The Pro-Life Women’s Conference: Our Seneca Falls
We could all use some words of hope and encouragement after yesterday’s tragic Supreme Court ruling. I’m probably not the person to give them.
We love to compare the right-to-life struggle to earlier causes like women’s suffrage and the abolition of slavery, but we shy away from seeing that comparison through and concluding that victory is centuries away. We “only” have 43 years and 55,000,000+ victims behind us, but we tell ourselves the end is within our lifetimes. I’d like to think so, but I grow pessimistic. I think about how I won’t get to see justice prevail because there’s no afterlife. I listen to really sad music. I drink wine.
Sorry, where was I going with this?
Oh, right. If you take the long view, then last weekend offers a great reason for hope. The inaugural Pro-Life Women’s Conference took place in Dallas, and it was incredible. “Our Seneca Falls,” more than one attendee called it. It’s always encouraging to be among friends and like-minded people, but this was special.
The diversity was incredible. Beyond being pro-life women, we had little else in common. People old enough to remember 1973 mingled with high school students. Mothers brought their young children. A significant fraction of attendees and speakers were people of color. The conference was friendly to wheelchair users.

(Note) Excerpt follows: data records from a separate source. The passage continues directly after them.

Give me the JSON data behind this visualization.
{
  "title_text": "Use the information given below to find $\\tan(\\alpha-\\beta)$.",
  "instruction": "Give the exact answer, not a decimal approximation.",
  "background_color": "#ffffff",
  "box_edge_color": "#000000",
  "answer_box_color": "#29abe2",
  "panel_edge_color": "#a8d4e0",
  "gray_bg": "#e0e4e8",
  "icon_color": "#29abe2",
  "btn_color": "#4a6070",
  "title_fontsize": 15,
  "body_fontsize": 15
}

I encountered stridently conservative Christians, and members of the Pro-Life Alliance of Gays and Lesbians. I met the president of Democrats for Life, and a woman who is running for state office as a libertarian. And we came from all segments of the pro-life movement: pregnancy center leaders, campus activists, abortion survivors, sidewalk counselors, political lobbyists, birth mothers, and former abortion workers.
Pictures speak louder than words, so check out our photo album.
If I were on the other side, and I spied on the Pro-Life Women’s Conference, I would be petrified. We’re unified. We’re learning from each other. We’re thinking historically. We aren’t giving up.
The Seneca Falls convention took place in 1848. The Nineteenth Amendment to the U.S. Constitution, giving women the right to vote, wasn’t enacted until 72 years later, and not enforced for women of color for several additional decades. It is our duty as pro-life advocates to shrink that timeline as much as we possibly can. Lives depend on it.